The reality is in the detail.

I've written two Regency romances which will be published next year by DC Thomson:

In A Notorious Deception, which is set in 1810, I had great fun researching canal transport. Did you know that there were canal passenger packet boats in the days before the railways, for example, the Padddington packet which carried passengers from Uxbridge up the Grand Junction Canal to London? The first part of the story takes place in Brentford, Middlesex. It was really interesting looking into the local history of the town and seeing how it was in Regency times. It was quite a well-to-do place, noted for its good shopping. My brief historical notes are here.

In Journey to Love, which I was revising earlier this year, the majority of the action takes place on the road from York to London. They pass through, for example, a town called Selby south of York, and I managed to find on the internet a near contemporary gazette of the town, and some pictures of the town and the River Ouse, and it's toll bridge.
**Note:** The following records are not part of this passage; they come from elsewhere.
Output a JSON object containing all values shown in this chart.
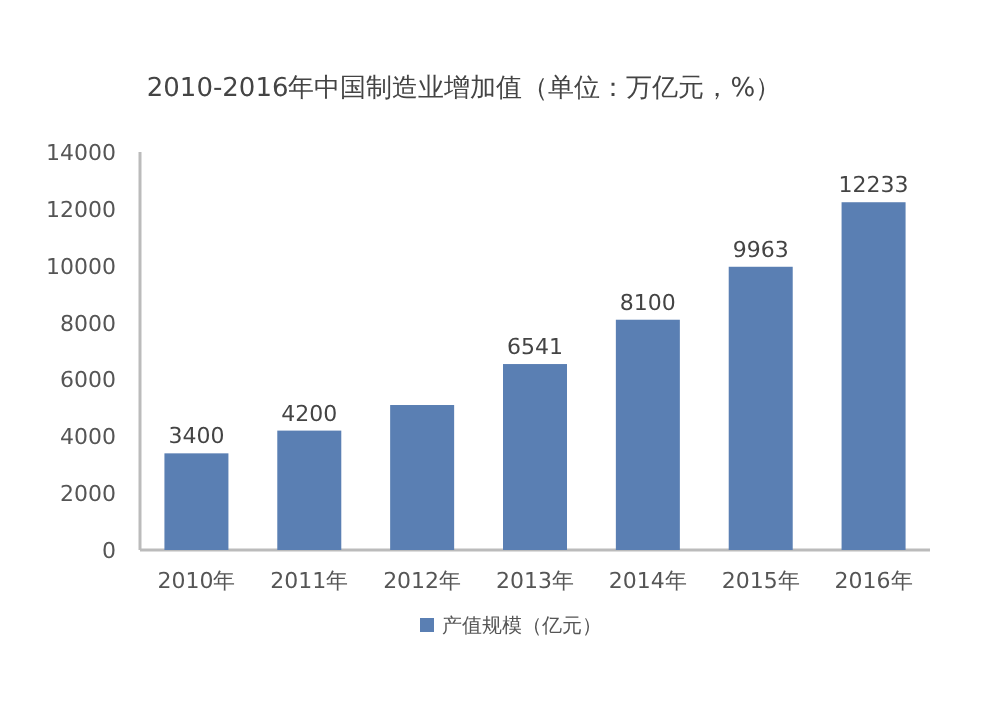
{
  "chart_data": {
    "type": "bar",
    "title": "2010-2016年中国制造业增加值（单位：万亿元，%）",
    "categories": [
      "2010年",
      "2011年",
      "2012年",
      "2013年",
      "2014年",
      "2015年",
      "2016年"
    ],
    "series": [
      {
        "name": "产值规模（亿元）",
        "color": "#5a7fb3",
        "values": [
          3400,
          4200,
          5100,
          6541,
          8100,
          9963,
          12233
        ],
        "value_labels": [
          "3400",
          "4200",
          null,
          "6541",
          "8100",
          "9963",
          "12233"
        ]
      }
    ],
    "ylim": [
      0,
      14000
    ],
    "yticks": [
      0,
      2000,
      4000,
      6000,
      8000,
      10000,
      12000,
      14000
    ],
    "grid": false,
    "legend": "bottom"
  }
}
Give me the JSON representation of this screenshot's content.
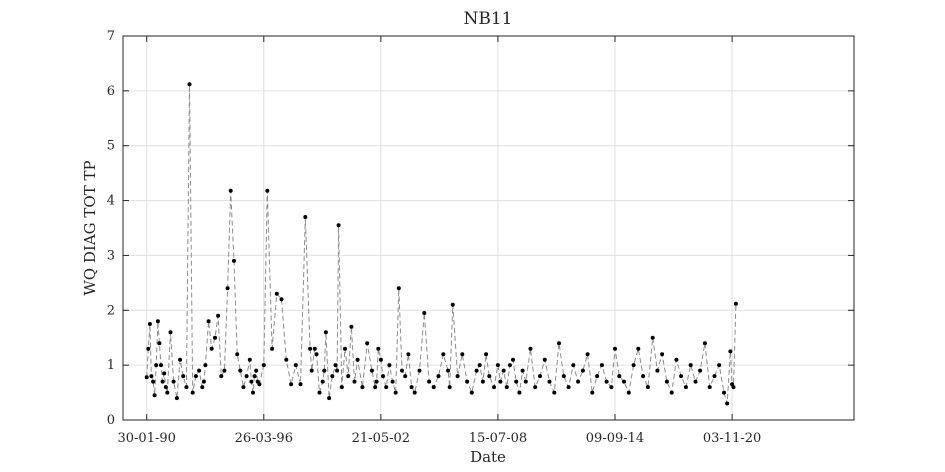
{
  "chart_data": {
    "type": "line",
    "title": "NB11",
    "xlabel": "Date",
    "ylabel": "WQ DIAG TOT TP",
    "x_ticks": [
      "30-01-90",
      "26-03-96",
      "21-05-02",
      "15-07-08",
      "09-09-14",
      "03-11-20"
    ],
    "y_ticks": [
      "0",
      "1",
      "2",
      "3",
      "4",
      "5",
      "6",
      "7"
    ],
    "xlim": [
      "1988-11-01",
      "2027-04-01"
    ],
    "ylim": [
      0,
      7
    ],
    "grid": true,
    "line_style": "dashed",
    "marker": "filled-circle",
    "series": [
      {
        "x": [
          "1990-01-30",
          "1990-03-01",
          "1990-04-01",
          "1990-05-01",
          "1990-06-01",
          "1990-07-01",
          "1990-08-01",
          "1990-09-01",
          "1990-10-01",
          "1990-11-01",
          "1990-12-01",
          "1991-01-01",
          "1991-02-01",
          "1991-03-01",
          "1991-05-01",
          "1991-07-01",
          "1991-09-01",
          "1991-11-01",
          "1992-01-01",
          "1992-03-01",
          "1992-05-01",
          "1992-07-01",
          "1992-09-01",
          "1992-11-01",
          "1993-01-01",
          "1993-02-01",
          "1993-03-01",
          "1993-05-01",
          "1993-07-01",
          "1993-09-01",
          "1993-11-01",
          "1994-01-01",
          "1994-03-01",
          "1994-05-01",
          "1994-07-01",
          "1994-09-01",
          "1994-11-01",
          "1995-01-01",
          "1995-03-01",
          "1995-05-01",
          "1995-07-01",
          "1995-08-01",
          "1995-09-01",
          "1995-10-01",
          "1995-11-01",
          "1995-12-01",
          "1996-01-01",
          "1996-03-26",
          "1996-06-01",
          "1996-09-01",
          "1996-12-01",
          "1997-03-01",
          "1997-06-01",
          "1997-09-01",
          "1997-12-01",
          "1998-03-01",
          "1998-06-01",
          "1998-09-01",
          "1998-10-01",
          "1998-12-01",
          "1999-01-01",
          "1999-03-01",
          "1999-05-01",
          "1999-06-01",
          "1999-07-01",
          "1999-09-01",
          "1999-11-01",
          "2000-01-01",
          "2000-02-01",
          "2000-03-01",
          "2000-05-01",
          "2000-07-01",
          "2000-09-01",
          "2000-11-01",
          "2001-01-01",
          "2001-03-01",
          "2001-06-01",
          "2001-09-01",
          "2001-12-01",
          "2002-02-01",
          "2002-03-01",
          "2002-04-01",
          "2002-05-21",
          "2002-07-01",
          "2002-09-01",
          "2002-11-01",
          "2003-01-01",
          "2003-03-01",
          "2003-05-01",
          "2003-07-01",
          "2003-09-01",
          "2003-11-01",
          "2004-01-01",
          "2004-03-01",
          "2004-06-01",
          "2004-09-01",
          "2004-12-01",
          "2005-03-01",
          "2005-06-01",
          "2005-09-01",
          "2005-12-01",
          "2006-01-01",
          "2006-03-01",
          "2006-06-01",
          "2006-09-01",
          "2006-12-01",
          "2007-03-01",
          "2007-06-01",
          "2007-08-01",
          "2007-10-01",
          "2007-12-01",
          "2008-02-01",
          "2008-05-01",
          "2008-07-15",
          "2008-09-01",
          "2008-11-01",
          "2009-01-01",
          "2009-03-01",
          "2009-05-01",
          "2009-07-01",
          "2009-09-01",
          "2009-11-01",
          "2010-01-01",
          "2010-04-01",
          "2010-07-01",
          "2010-10-01",
          "2011-01-01",
          "2011-04-01",
          "2011-07-01",
          "2011-10-01",
          "2012-01-01",
          "2012-04-01",
          "2012-07-01",
          "2012-10-01",
          "2013-01-01",
          "2013-04-01",
          "2013-07-01",
          "2013-10-01",
          "2014-01-01",
          "2014-04-01",
          "2014-07-01",
          "2014-09-09",
          "2014-12-01",
          "2015-03-01",
          "2015-06-01",
          "2015-09-01",
          "2015-12-01",
          "2016-03-01",
          "2016-06-01",
          "2016-09-01",
          "2016-12-01",
          "2017-03-01",
          "2017-06-01",
          "2017-09-01",
          "2017-12-01",
          "2018-03-01",
          "2018-06-01",
          "2018-09-01",
          "2018-12-01",
          "2019-03-01",
          "2019-06-01",
          "2019-09-01",
          "2019-12-01",
          "2020-03-01",
          "2020-06-01",
          "2020-08-01",
          "2020-10-01",
          "2020-11-03",
          "2020-12-01",
          "2021-01-15"
        ],
        "y": [
          0.78,
          1.3,
          1.75,
          0.8,
          0.7,
          0.45,
          1.0,
          1.8,
          1.4,
          1.0,
          0.7,
          0.85,
          0.6,
          0.5,
          1.6,
          0.7,
          0.4,
          1.1,
          0.8,
          0.6,
          6.12,
          0.5,
          0.8,
          0.9,
          0.6,
          0.7,
          1.0,
          1.8,
          1.3,
          1.5,
          1.9,
          0.8,
          0.9,
          2.4,
          4.18,
          2.9,
          1.2,
          0.9,
          0.6,
          0.8,
          1.1,
          0.7,
          0.5,
          0.8,
          0.9,
          0.7,
          0.65,
          1.0,
          4.18,
          1.3,
          2.3,
          2.2,
          1.1,
          0.65,
          1.0,
          0.65,
          3.7,
          1.3,
          0.9,
          1.3,
          1.2,
          0.5,
          0.7,
          0.9,
          1.6,
          0.4,
          0.8,
          1.0,
          0.9,
          3.55,
          0.6,
          1.3,
          0.8,
          1.7,
          0.7,
          1.1,
          0.6,
          1.4,
          0.9,
          0.6,
          0.7,
          1.3,
          1.1,
          0.8,
          0.6,
          1.0,
          0.7,
          0.5,
          2.4,
          0.9,
          0.8,
          1.2,
          0.6,
          0.5,
          0.9,
          1.95,
          0.7,
          0.6,
          0.8,
          1.2,
          0.9,
          0.6,
          2.1,
          0.8,
          1.2,
          0.7,
          0.5,
          0.9,
          1.0,
          0.7,
          1.2,
          0.8,
          0.6,
          1.0,
          0.7,
          0.9,
          0.6,
          1.0,
          1.1,
          0.7,
          0.5,
          0.9,
          0.7,
          1.3,
          0.6,
          0.8,
          1.1,
          0.7,
          0.5,
          1.4,
          0.8,
          0.6,
          1.0,
          0.7,
          0.9,
          1.2,
          0.5,
          0.8,
          1.0,
          0.7,
          0.6,
          1.3,
          0.8,
          0.7,
          0.5,
          1.0,
          1.3,
          0.8,
          0.6,
          1.5,
          0.9,
          1.2,
          0.7,
          0.5,
          1.1,
          0.8,
          0.6,
          1.0,
          0.7,
          0.9,
          1.4,
          0.6,
          0.8,
          1.0,
          0.5,
          0.3,
          1.25,
          0.65,
          0.6,
          2.12
        ]
      }
    ]
  },
  "colors": {
    "axis": "#262626",
    "grid": "#e0e0e0",
    "line": "#8c8c8c",
    "marker": "#000000"
  }
}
It's so great to be able to write this into the story:

‘Miss Oakley?’ a low voice was saying.
‘Oh! Oh dear!’ She must have fallen asleep! Bella felt her cheeks go red as she righted herself. Was it lunchtime already? The coach had stopped and they were in a town.
‘The coachman is paying the toll for the bridge,’ Mr Davenport said and smiled. The way he looked at her made her want to blush all the more. ‘We are in Selby.’
Bella stared out of the window, where the breeze coming in was thankfully cool. The horses jolted and walked over the magnificent draw bridge over the river which was bustling with ships and packet boats.

(c) K Allan, 2005

The Lady Soldier is a romance because romance is central to the story, but it's too real and breaks so many 'rules' that no romance publisher was going to be able to fit it into what is published as historical romance.

So it's being marketed as historical fiction. Which it is. There's plenty of action / adventure. It's set in the Army and the characters drink, and swear, and kill people. There is no brushing under the carpet, or using of a rose-tinted view.

I'm glad about this because romance readers will find it a little different from what they are used to, and hopefully a more satisfying read in the end precisely because the saccarine is not there.

I hope.


  • At 4:49 pm, Anonymous Pamela Cleaver said…

    Did you know that CS Forester used that canal boat journey in one of his books when Hornblower had to get to London in double quick time? Horatio helped 'leg' the boat through one of the tunnels.


  • At 3:41 pm, Anonymous Jill said…

    Loved the look into your upcoming books!